Transient Resistive Switching for Nonvolatile Memory Based on Water-Soluble Cs₄PbBr₆ Perovskite Films

All-inorganic halide perovskite Cs₄PbBr₆ thin films are synthesized at low temperature through a facile chemical deposition method. The deposited films are implemented as a dielectric and dissolvable layer with the Au/Cs₄PbBr₆/PEDOT:PSS/ITO configuration for transient memory electronic devices. The bipolar resistive switching phenomena, good switching cycling (endurance), and long data retention (10⁴ s) are demonstrated on as-grown nonvolatile memory device to evaluate its high stability, reliability, and reproducibility. The I–V relationship shows ohmic conduction behavior at the low-resistance state, whereas space charge limited current mechanism is dominating at the high-resistance state. The conductive filaments formation and rupture, accompanied by Br⁻ vacancies in Cs₄PbBr₆ layer, are employed to elucidate switching mechanism.
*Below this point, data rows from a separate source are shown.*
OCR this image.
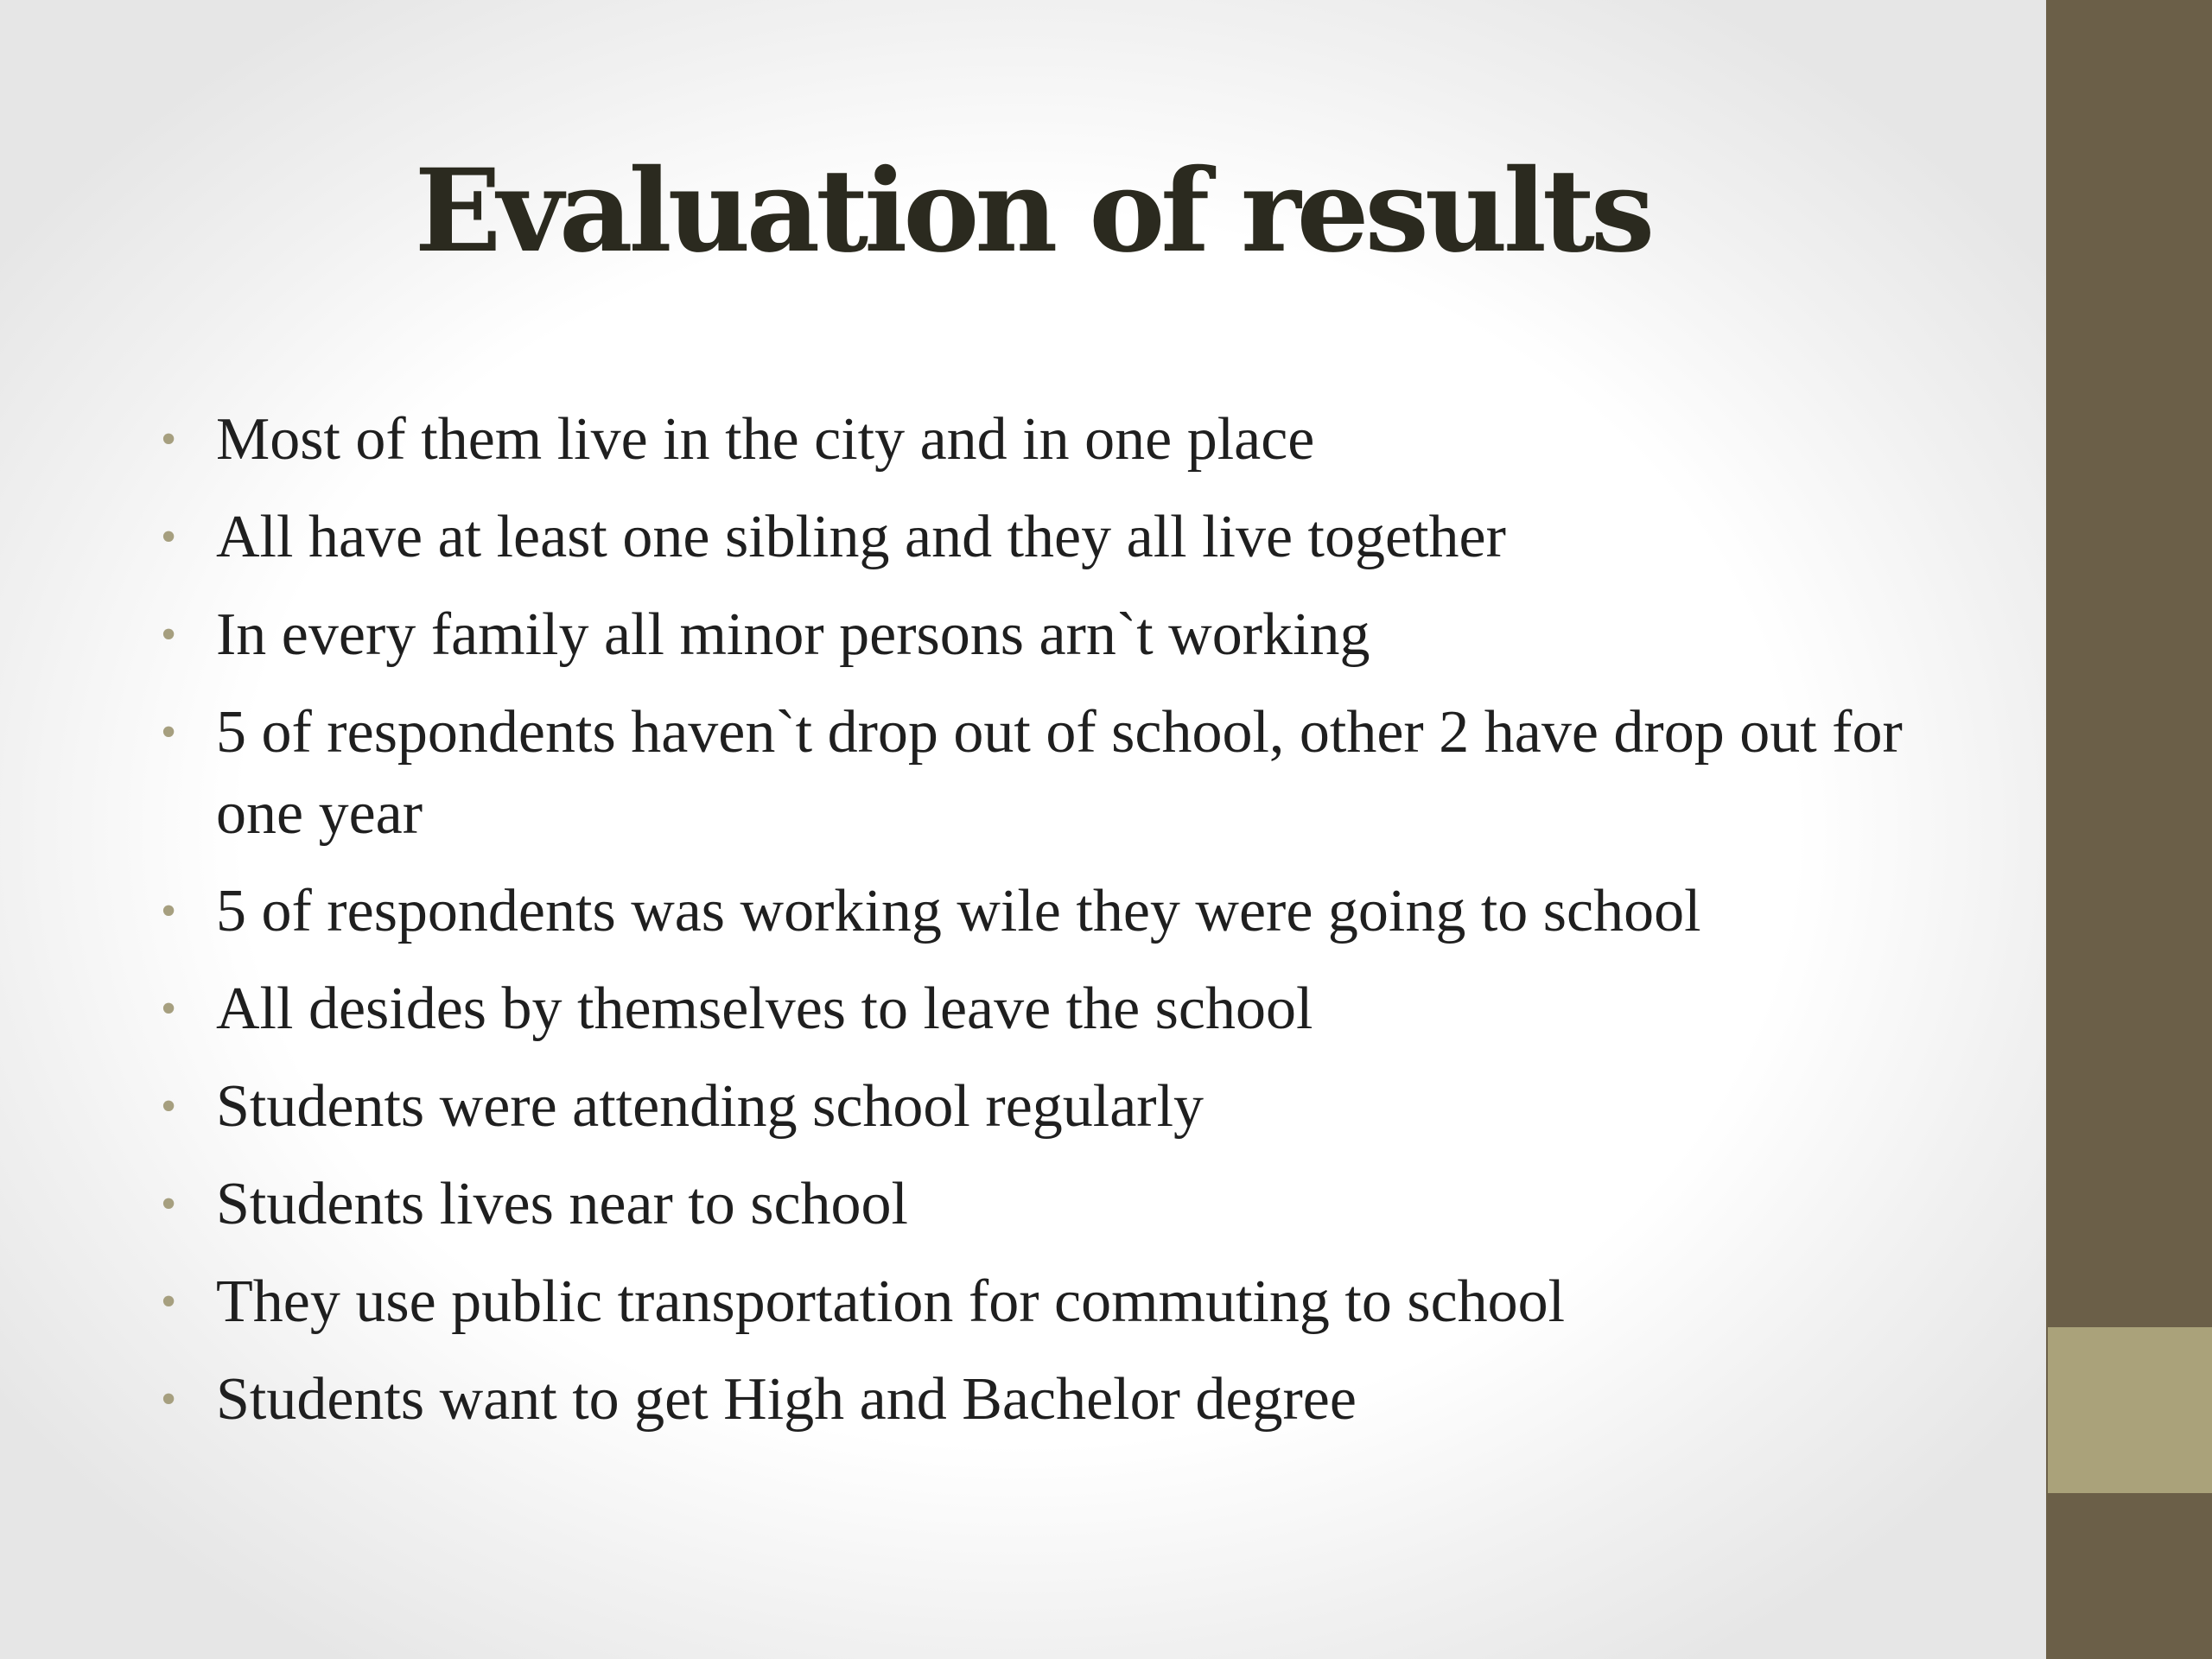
Evaluation of results
• Most of them live in the city and in one place
• All have at least one sibling and they all live together
• In every family all minor persons arn`t working
• 5 of respondents haven`t drop out of school, other 2 have drop out for one year
• 5 of respondents was working wile they were going to school
• All desides by themselves to leave the school
• Students were attending school regularly
• Students lives near to school
• They use public transportation for commuting to school
• Students want to get High and Bachelor degree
More interestingly, the soluble insulation layer of the devices is quickly dissolved and the color of films transforms from yellow to white as fast as 2 s in deionized water, which exhibits good transient performance. Moreover, the electrical characteristics as well as optical properties vanish absolutely to further demonstrate the abovementioned transition after the memory devices dissolve in deionized water. This work offers a novel way to prepare disposable electronic memory devices by utilizing cheap perovskite-based materials for transient electronics memory area as well as implantable electronics systems.